Monument du cinéma français, l’acteur Michel Piccoli, célèbre pour ses rôles dans Le Mépris, Les choses de la vie ou plus récemment Habemus papam, est décédé le 12 mai à 94 ans, a annoncé lundi sa famille.
«Michel Piccoli s’est éteint le 12 mai dans les bras de sa femme Ludivine et de ses jeunes enfants Inord et Missia, des suites d’un accident cérébral», indique le communiqué de la famille transmis à l’AFP par Gilles Jacob, ami de l’acteur et ancien président du Festival international de cinéma de Cannes.
Révélé par Le Mépris de Jean-Luc Godard (1963) où il forme un couple de légende avec Brigitte Bardot, l’acteur a promené son physique de séducteur aux sourcils broussailleux dans plus de 150 films, du provocateur de La Grande Bouffe au pape en proie au doute d’Habemus papam (2011) de Nanni Moretti, son dernier grand rôle à l’écran.
D’une remarquable longévité, sa carrière est indissociable des films de Luis Buñuel et de Claude Sautet.
Sous la direction de Buñuel, il a interprété des personnages troubles (Le journal d’une femme de chambre, Belle de jour, Le charme discret de la bourgeoisie) avant de devenir une incarnation des Trente glorieuses, immuable cigarette au bec, chez Claude Sautet, dans les années 70 (Les choses de la vie, Max et les ferrailleurs, Vincent, François, Paul… et les autres).
Éclectique dans ses choix, il a également tourné sous la direction de Renoir, Resnais, Demy, Melville, Varda et Hitchcock.
Grand, brun, dégarni avec les ans, voix qui tonne ou ensorcelle, ce personnage énigmatique s’est «régalé à jouer l’extravagance ou les délires les plus troubles, à casser (son) image», avant de se lancer lui-même dans la réalisation, à 70 ans.
Son rôle dans La Grande Bouffe de Marco Ferreri, un des plus gros scandales du festival de Cannes, en 1973, en est la preuve.

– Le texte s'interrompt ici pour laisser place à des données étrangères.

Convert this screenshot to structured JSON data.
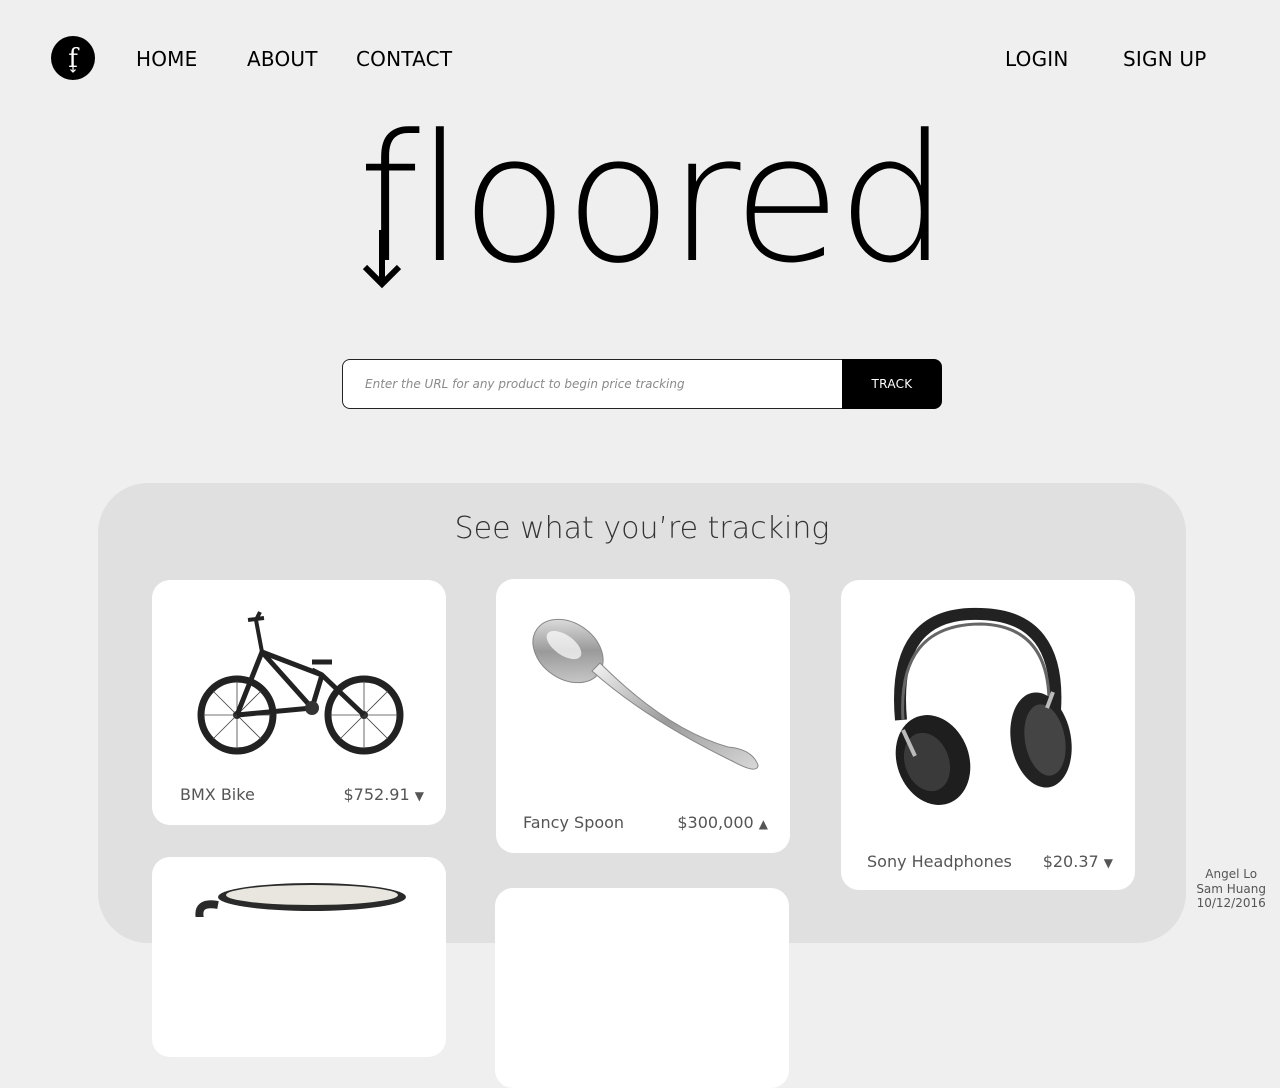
{
  "logo": {
    "letter": "f",
    "icon": "floored-logo-icon"
  },
  "nav": {
    "home": "HOME",
    "about": "ABOUT",
    "contact": "CONTACT",
    "login": "LOGIN",
    "signup": "SIGN UP"
  },
  "brand": {
    "wordmark": "floored"
  },
  "search": {
    "placeholder": "Enter the URL for any product to begin price tracking",
    "button": "TRACK"
  },
  "tracking": {
    "title": "See what you’re tracking",
    "items": [
      {
        "name": "BMX Bike",
        "price": "$752.91",
        "trend": "down",
        "arrow": "▼",
        "image": "bmx-bike-image"
      },
      {
        "name": "Fancy Spoon",
        "price": "$300,000",
        "trend": "up",
        "arrow": "▲",
        "image": "spoon-image"
      },
      {
        "name": "Sony Headphones",
        "price": "$20.37",
        "trend": "down",
        "arrow": "▼",
        "image": "headphones-image"
      }
    ]
  },
  "credits": {
    "line1": "Angel Lo",
    "line2": "Sam Huang",
    "line3": "10/12/2016"
  }
}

Il y incarne un participant à un séminaire gastronomique se transformant en orgie scatologique et nihiliste.
Son refus des plans de carrière, son côté «anti-star» l’ont amené également à tourner des films d’auteur: Leos Carax, Jean-Claude Brisseau, Jacques Doillon.
En 1990, il campait avec gourmandise un personnage de grand bourgeois fantasque dans Milou en mai de Louis Malle.
Peu à peu disparu des écrans, ce grand pudique, né en 1925 dans une famille de musiciens, lèvera un coin du voile à plus de 90 ans dans un livre d’entretiens avec Gilles Jacob (J’ai vécu dans mes rêves). Il y confiait son angoisse de ne plus pouvoir travailler: «On voudrait que ça ne s’arrête jamais et cela va s’arrêter (…) c’est très difficile».
Quatre fois nommé aux César, notamment pour La belle Noiseuse, de Jacques Rivette en 1992, il n’a jamais été récompensé par l’Académie.